At the same time, the company continued to develop its naturally aspirated line. In May 2025, Singer introduced the Porsche 911 Carrera Coupe Reimagined by Singer, a new interpretation of the Carrera wide-body theme from the 1980s. It uses a 4.0-liter naturally aspirated flat-six with four valves per cylinder, variable valve timing, water-cooled cylinder heads, and air-cooled cylinders. Output was quoted at 420 horsepower, with the engine revving beyond 8,000 rpm, and the program was limited to 100 commissions. In February 2026, Singer followed that with the Porsche 911 Carrera Cabriolet Reimagined by Singer, an open-top version built around the same engine concept, a new lightweight folding roof in a Z-pattern design, and a limit of 75 commissions.
These programs show that Singer is no longer defined by a single formula. The company is now developing several parallel directions: lighter and sharper DLS-based cars, turbocharged interpretations, and a new generation of naturally aspirated Carreras reimagined with modern engineering. Yet the foundation remains the same — the Porsche 964, deep personalisation, and meticulous hand-built execution.
Partnerships have played a major role in that growth. Singer worked with Cosworth on its newer naturally aspirated engines. In electronics and active safety systems, the company partnered with Bosch. In 2026, Singer also officially announced a collaboration with Red Bull Advanced Technologies. According to Singer, that work led to the creation of 13 carbon-fiber reinforcements and a 175 percent increase in torsional rigidity for its open cars. That detail matters because it shows how a studio once viewed mainly as a design-led restoration specialist is now operating more clearly as a serious engineering player as well.
Another important chapter in Singer’s history is the ACS, or All-terrain Competition Study. It was one of the company’s most unusual projects: a radically reworked 911 developed for off-road and rally use and closely linked with Tuthill Porsche. The ACS generated major attention, but it also became part of a wider dispute over branding and Singer’s relationship with Porsche. On its official site, Singer continues to stress that it is not affiliated with Porsche and uses the Porsche name only for reference purposes. That episode remains telling: as Singer became more visible, questions about the boundary between reinterpreting a classic car and the corporate identity of the original manufacturer became sharper.

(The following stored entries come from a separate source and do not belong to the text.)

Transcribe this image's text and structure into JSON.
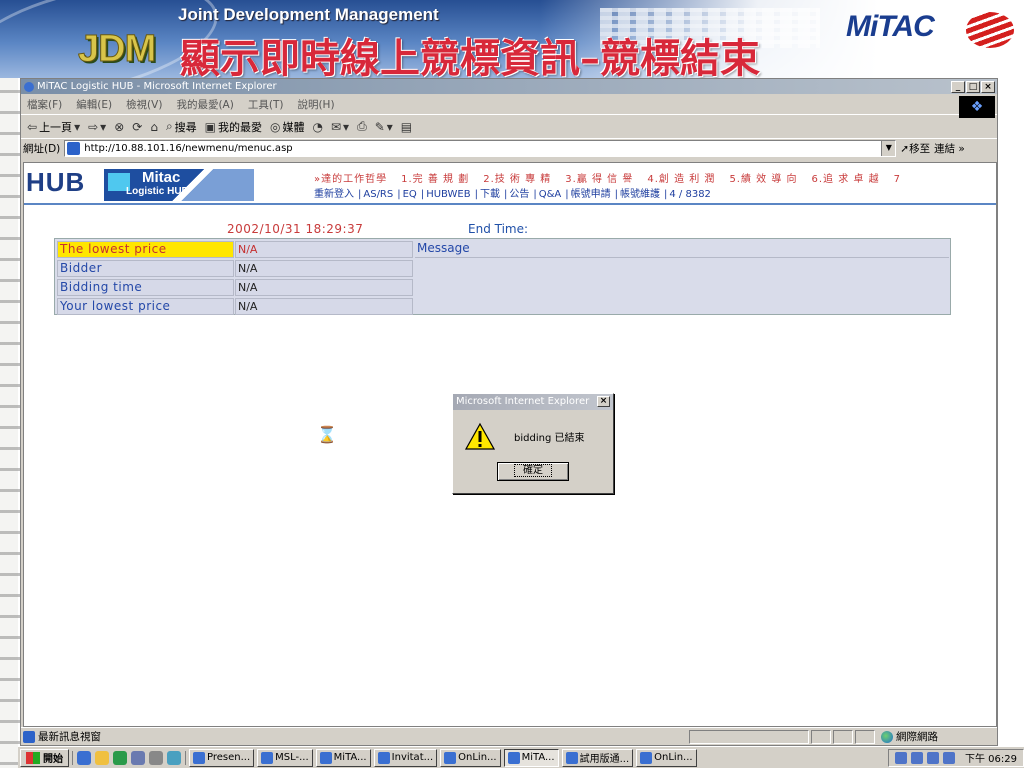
{
  "slide": {
    "banner_title": "Joint Development Management",
    "jdm_logo": "JDM",
    "heading": "顯示即時線上競標資訊–競標結束",
    "mitac_logo": "MiTAC"
  },
  "browser": {
    "title": "MiTAC Logistic HUB - Microsoft Internet Explorer",
    "window_buttons": [
      "_",
      "□",
      "×"
    ],
    "menu": [
      "檔案(F)",
      "編輯(E)",
      "檢視(V)",
      "我的最愛(A)",
      "工具(T)",
      "說明(H)"
    ],
    "toolbar": {
      "back": "上一頁",
      "search": "搜尋",
      "favorites": "我的最愛",
      "media": "媒體"
    },
    "address": {
      "label": "網址(D)",
      "url": "http://10.88.101.16/newmenu/menuc.asp",
      "go": "移至",
      "links": "連結"
    },
    "status": {
      "text": "最新訊息視窗",
      "zone": "網際網路"
    }
  },
  "page": {
    "hub_logo": "HUB",
    "mitac_badge_name": "Mitac",
    "mitac_badge_sub": "Logistic HUB",
    "nav_top": [
      "»達的工作哲學",
      "1.完 善 規 劃",
      "2.技 術 專 精",
      "3.贏 得 信 譽",
      "4.創 造 利 潤",
      "5.績 效 導 向",
      "6.追 求 卓 越",
      "7"
    ],
    "nav_links": [
      "重新登入",
      "AS/RS",
      "EQ",
      "HUBWEB",
      "下載",
      "公告",
      "Q&A",
      "帳號申請",
      "帳號維護",
      "4 / 8382"
    ],
    "bid_datetime": "2002/10/31 18:29:37",
    "endtime_label": "End Time:",
    "bid_rows": [
      {
        "label": "The lowest price",
        "value": "N/A",
        "highlight": true
      },
      {
        "label": "Bidder",
        "value": "N/A",
        "highlight": false
      },
      {
        "label": "Bidding time",
        "value": "N/A",
        "highlight": false
      },
      {
        "label": "Your lowest price",
        "value": "N/A",
        "highlight": false
      }
    ],
    "message_label": "Message"
  },
  "dialog": {
    "title": "Microsoft Internet Explorer",
    "message": "bidding 已結束",
    "ok": "確定"
  },
  "taskbar": {
    "start": "開始",
    "tasks": [
      {
        "label": "Presen...",
        "active": false
      },
      {
        "label": "MSL-...",
        "active": false
      },
      {
        "label": "MiTA...",
        "active": false
      },
      {
        "label": "Invitat...",
        "active": false
      },
      {
        "label": "OnLin...",
        "active": false
      },
      {
        "label": "MiTA...",
        "active": true
      },
      {
        "label": "試用版通...",
        "active": false
      },
      {
        "label": "OnLin...",
        "active": false
      }
    ],
    "clock": "下午 06:29"
  },
  "colors": {
    "heading_red": "#d8283a",
    "hub_blue": "#1f3f86",
    "highlight_yellow": "#ffe600",
    "table_bg": "#d6d9e8"
  }
}
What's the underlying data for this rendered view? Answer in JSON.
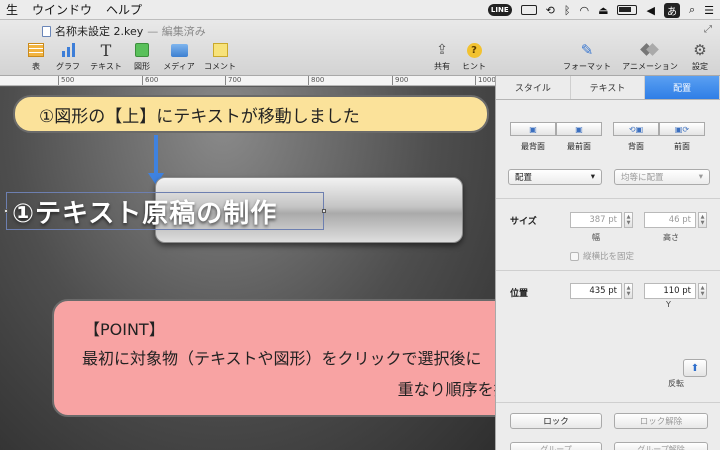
{
  "menubar": {
    "items": [
      "生",
      "ウインドウ",
      "ヘルプ"
    ],
    "status": {
      "line": "LINE",
      "input_method": "あ"
    }
  },
  "toolbar": {
    "document_title": "名称未設定 2.key",
    "document_status": "— 編集済み",
    "buttons": {
      "table": "表",
      "chart": "グラフ",
      "text": "テキスト",
      "shape": "図形",
      "media": "メディア",
      "comment": "コメント",
      "share": "共有",
      "hint": "ヒント",
      "format": "フォーマット",
      "animation": "アニメーション",
      "settings": "設定"
    }
  },
  "ruler": {
    "labels": [
      "500",
      "600",
      "700",
      "800",
      "900",
      "1000"
    ]
  },
  "canvas": {
    "top_callout": "①図形の【上】にテキストが移動しました",
    "selected_text": "①テキスト原稿の制作",
    "point_box": {
      "title": "【POINT】",
      "line1": "最初に対象物（テキストや図形）をクリックで選択後に",
      "line2": "重なり順序を指定する手順です。"
    }
  },
  "inspector": {
    "tabs": [
      {
        "label": "スタイル",
        "active": false
      },
      {
        "label": "テキスト",
        "active": false
      },
      {
        "label": "配置",
        "active": true
      }
    ],
    "arrange": {
      "back_most": "最背面",
      "front_most": "最前面",
      "backward": "背面",
      "forward": "前面"
    },
    "align_dropdown": "配置",
    "distribute_dropdown": "均等に配置",
    "size": {
      "label": "サイズ",
      "width": "387 pt",
      "height": "46 pt",
      "width_label": "幅",
      "height_label": "高さ",
      "constrain": "縦横比を固定"
    },
    "position": {
      "label": "位置",
      "x": "435 pt",
      "y": "110 pt",
      "y_label": "Y"
    },
    "flip_label": "反転",
    "lock": "ロック",
    "unlock": "ロック解除",
    "group": "グループ",
    "ungroup": "グループ解除"
  }
}
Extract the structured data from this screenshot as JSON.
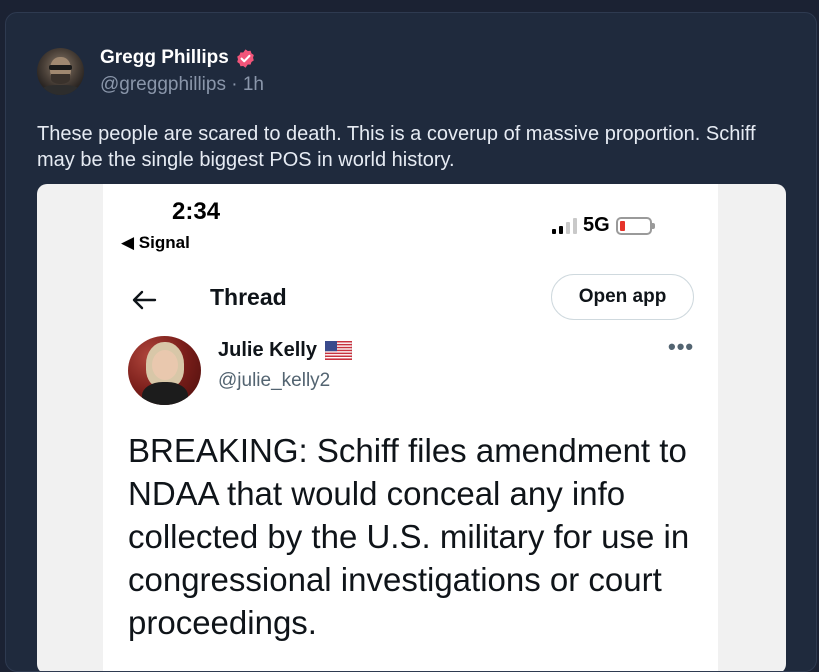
{
  "post": {
    "author_name": "Gregg Phillips",
    "handle_time": "@greggphillips · 1h",
    "text": "These people are scared to death. This is a coverup of massive proportion. Schiff may be the single biggest POS in world history."
  },
  "screenshot": {
    "status_time": "2:34",
    "status_back": "◀ Signal",
    "network": "5G",
    "thread_title": "Thread",
    "open_app_label": "Open app",
    "tweet_author": "Julie Kelly",
    "tweet_handle": "@julie_kelly2",
    "more_label": "•••",
    "tweet_text": "BREAKING: Schiff files amendment to NDAA that would conceal any info collected by the U.S. military for use in congressional investigations or court proceedings."
  },
  "colors": {
    "verified_badge": "#f2557a",
    "battery_low": "#e5332a"
  },
  "icons": {
    "verified": "verified-badge-icon",
    "back": "arrow-left-icon",
    "flag": "us-flag-icon"
  }
}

By 2025 and 2026, Singer had reached a very different scale from where it started. The company reported more than 600 employees across California and the United Kingdom, marked its 300th restoration in California, and expanded owner support through its Global Partner Network. In January 2025, Raj Nair was appointed CEO, another sign that the business had entered a more mature phase of development.
Against that backdrop, Singer stands as more than a workshop for expensive restorations. It has become one of the defining studios of the modern restomod era. In a relatively short time, the company moved from being a California enthusiast project to becoming a name whose cars are discussed almost as events in their own right. And judging by the recent launches of the Carrera Coupe, the Carrera Cabriolet, and the first customer DLS Turbo, Singer now appears to be in a phase not of repeating its formula, but of expanding and complicating it further.